O fogo saído das bocas de dragões-fuzis posicionados no Morro dos Macacos, em Vila Isabel, serviu para lancetar a esperança de paz e harmonia cultivada, ao longo da terça-feira, por fiéis de São Jorge.

Alguns deles tinham ido encerrar o dia de festas na quadra da Unidos de Vila Isabel, pertinho do morro e, na saída, foram lembrados pelos tiros que o Rio é um território onde, a qualquer momento, armas de guerra são acionadas e promovem um caos que prejudica, principalmente, os mais pobres.

É como se o Santo Guerreiro deixasse claro que não podemos jogar nas suas costas soluções para problemas impossíveis de serem totalmente barrados por sua armadura, inimigos que resistem aos golpes de sua lança.
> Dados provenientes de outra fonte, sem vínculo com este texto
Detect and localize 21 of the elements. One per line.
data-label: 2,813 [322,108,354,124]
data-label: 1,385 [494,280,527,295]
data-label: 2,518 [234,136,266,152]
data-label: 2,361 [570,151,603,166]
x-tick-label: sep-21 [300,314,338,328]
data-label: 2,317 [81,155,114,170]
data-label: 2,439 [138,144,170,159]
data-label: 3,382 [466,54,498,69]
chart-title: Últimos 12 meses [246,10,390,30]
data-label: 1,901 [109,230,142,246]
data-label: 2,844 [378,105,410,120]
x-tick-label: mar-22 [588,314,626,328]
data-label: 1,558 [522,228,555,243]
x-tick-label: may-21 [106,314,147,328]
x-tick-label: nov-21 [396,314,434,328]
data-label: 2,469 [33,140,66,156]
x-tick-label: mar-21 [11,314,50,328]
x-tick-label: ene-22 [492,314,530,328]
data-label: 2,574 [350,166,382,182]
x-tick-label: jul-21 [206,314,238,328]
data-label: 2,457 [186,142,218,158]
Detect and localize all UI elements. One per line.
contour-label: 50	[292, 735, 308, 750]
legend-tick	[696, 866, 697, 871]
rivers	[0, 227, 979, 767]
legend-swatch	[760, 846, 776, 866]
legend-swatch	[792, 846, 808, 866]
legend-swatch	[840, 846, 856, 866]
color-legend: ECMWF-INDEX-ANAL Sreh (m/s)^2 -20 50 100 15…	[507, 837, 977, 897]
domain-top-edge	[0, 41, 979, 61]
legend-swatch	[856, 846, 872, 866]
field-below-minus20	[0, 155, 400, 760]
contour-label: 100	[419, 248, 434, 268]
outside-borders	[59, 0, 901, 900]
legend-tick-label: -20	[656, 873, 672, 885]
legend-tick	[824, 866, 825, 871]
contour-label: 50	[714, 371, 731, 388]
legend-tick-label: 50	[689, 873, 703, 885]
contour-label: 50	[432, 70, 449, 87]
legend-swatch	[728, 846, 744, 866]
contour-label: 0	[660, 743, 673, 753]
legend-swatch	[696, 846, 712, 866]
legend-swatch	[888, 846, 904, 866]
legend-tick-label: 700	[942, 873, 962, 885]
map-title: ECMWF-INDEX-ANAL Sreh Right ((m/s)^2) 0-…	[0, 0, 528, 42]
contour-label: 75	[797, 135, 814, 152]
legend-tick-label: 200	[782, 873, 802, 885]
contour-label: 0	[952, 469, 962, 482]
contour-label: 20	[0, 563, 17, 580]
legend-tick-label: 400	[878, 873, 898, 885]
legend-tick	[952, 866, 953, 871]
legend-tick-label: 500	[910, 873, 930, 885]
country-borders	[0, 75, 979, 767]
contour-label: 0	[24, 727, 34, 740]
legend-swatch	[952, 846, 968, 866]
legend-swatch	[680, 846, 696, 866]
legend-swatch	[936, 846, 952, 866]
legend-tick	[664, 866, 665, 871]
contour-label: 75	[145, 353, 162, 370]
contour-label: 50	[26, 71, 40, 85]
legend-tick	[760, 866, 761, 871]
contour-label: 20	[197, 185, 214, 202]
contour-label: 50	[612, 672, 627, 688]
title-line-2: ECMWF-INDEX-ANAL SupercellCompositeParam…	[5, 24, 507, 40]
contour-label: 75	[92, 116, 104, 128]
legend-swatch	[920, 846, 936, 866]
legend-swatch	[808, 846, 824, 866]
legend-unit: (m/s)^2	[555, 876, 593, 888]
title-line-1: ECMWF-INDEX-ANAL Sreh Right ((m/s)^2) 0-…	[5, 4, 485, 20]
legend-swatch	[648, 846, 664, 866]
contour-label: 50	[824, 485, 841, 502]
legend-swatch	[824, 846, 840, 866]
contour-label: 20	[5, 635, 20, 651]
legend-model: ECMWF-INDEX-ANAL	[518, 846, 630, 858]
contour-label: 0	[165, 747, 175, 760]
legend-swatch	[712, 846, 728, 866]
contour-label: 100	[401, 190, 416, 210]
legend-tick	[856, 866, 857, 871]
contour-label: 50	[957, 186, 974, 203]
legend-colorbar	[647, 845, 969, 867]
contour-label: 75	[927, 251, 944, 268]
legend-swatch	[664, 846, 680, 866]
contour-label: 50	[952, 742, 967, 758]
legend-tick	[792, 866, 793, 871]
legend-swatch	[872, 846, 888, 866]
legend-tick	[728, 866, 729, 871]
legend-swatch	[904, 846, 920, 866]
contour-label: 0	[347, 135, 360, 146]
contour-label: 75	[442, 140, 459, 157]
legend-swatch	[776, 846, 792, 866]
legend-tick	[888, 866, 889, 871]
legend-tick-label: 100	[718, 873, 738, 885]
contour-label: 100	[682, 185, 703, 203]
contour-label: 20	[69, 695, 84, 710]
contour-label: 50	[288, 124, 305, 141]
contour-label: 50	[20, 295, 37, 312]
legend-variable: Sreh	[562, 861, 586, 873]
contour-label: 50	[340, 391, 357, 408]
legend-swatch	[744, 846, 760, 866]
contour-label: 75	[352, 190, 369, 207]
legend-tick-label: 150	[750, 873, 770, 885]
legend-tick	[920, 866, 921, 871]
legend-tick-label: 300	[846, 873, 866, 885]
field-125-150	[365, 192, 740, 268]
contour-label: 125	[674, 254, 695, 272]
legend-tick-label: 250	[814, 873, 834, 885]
Nem com a ajuda do parceiro Ogum é possível vencer tamanha demanda.

A batalha entre facções no Macacos e a nova e rotineira operação policial no Complexo da Maré reforçam a comprovação da falência de uma lógica de segurança pública: trata-se apenas de um processo desenvolvido para mostrar algum serviço e manter tudo do jeito que está.

Só este ano, e até o último dia 18, as polícias fluminenses comunicaram ao Ministério Público estadual a realização de 13 operações no Complexo da Maré e, especificamente, em duas de suas favelas, Nova Holanda e Parque União, alvos da ação de ontem. Desde agosto de 2020, as duas comunidades foram cenário, em conjunto ou separadamente, de 58 incursões policiais relatadas ao MP. E nada mudou por lá.

Os objetivos são os de sempre, reprimir tráfico de drogas, coibir movimentação de criminosos, impedir roubos de veículos e de cargas, controlar a guerra de gangues rivais.

A repetição dos motivos reforça o fracasso das operações anteriores, demonstra a derrota constante do poder público, que, ao longo de décadas, não se cansa de tomar goleadas dos criminosos, e pouco muda a estratégia de jogo. A principal alternativa ao enxuga gelo das incursões foi o projeto das UPPs, Unidades de Polícia Pacificadora, que naufragou pela ambição eleitoral e por falta de estrutura.

Segundo a polícia, a nova etapa da guerra no Macacos é consequência da disputa entre traficantes deste morro e os da quase vizinha Favela de São João, no Engenho Novo. Desde agosto de 2020, as duas comunidades foram, em conjunto ou separadamente, alvo de 42 operações policiais.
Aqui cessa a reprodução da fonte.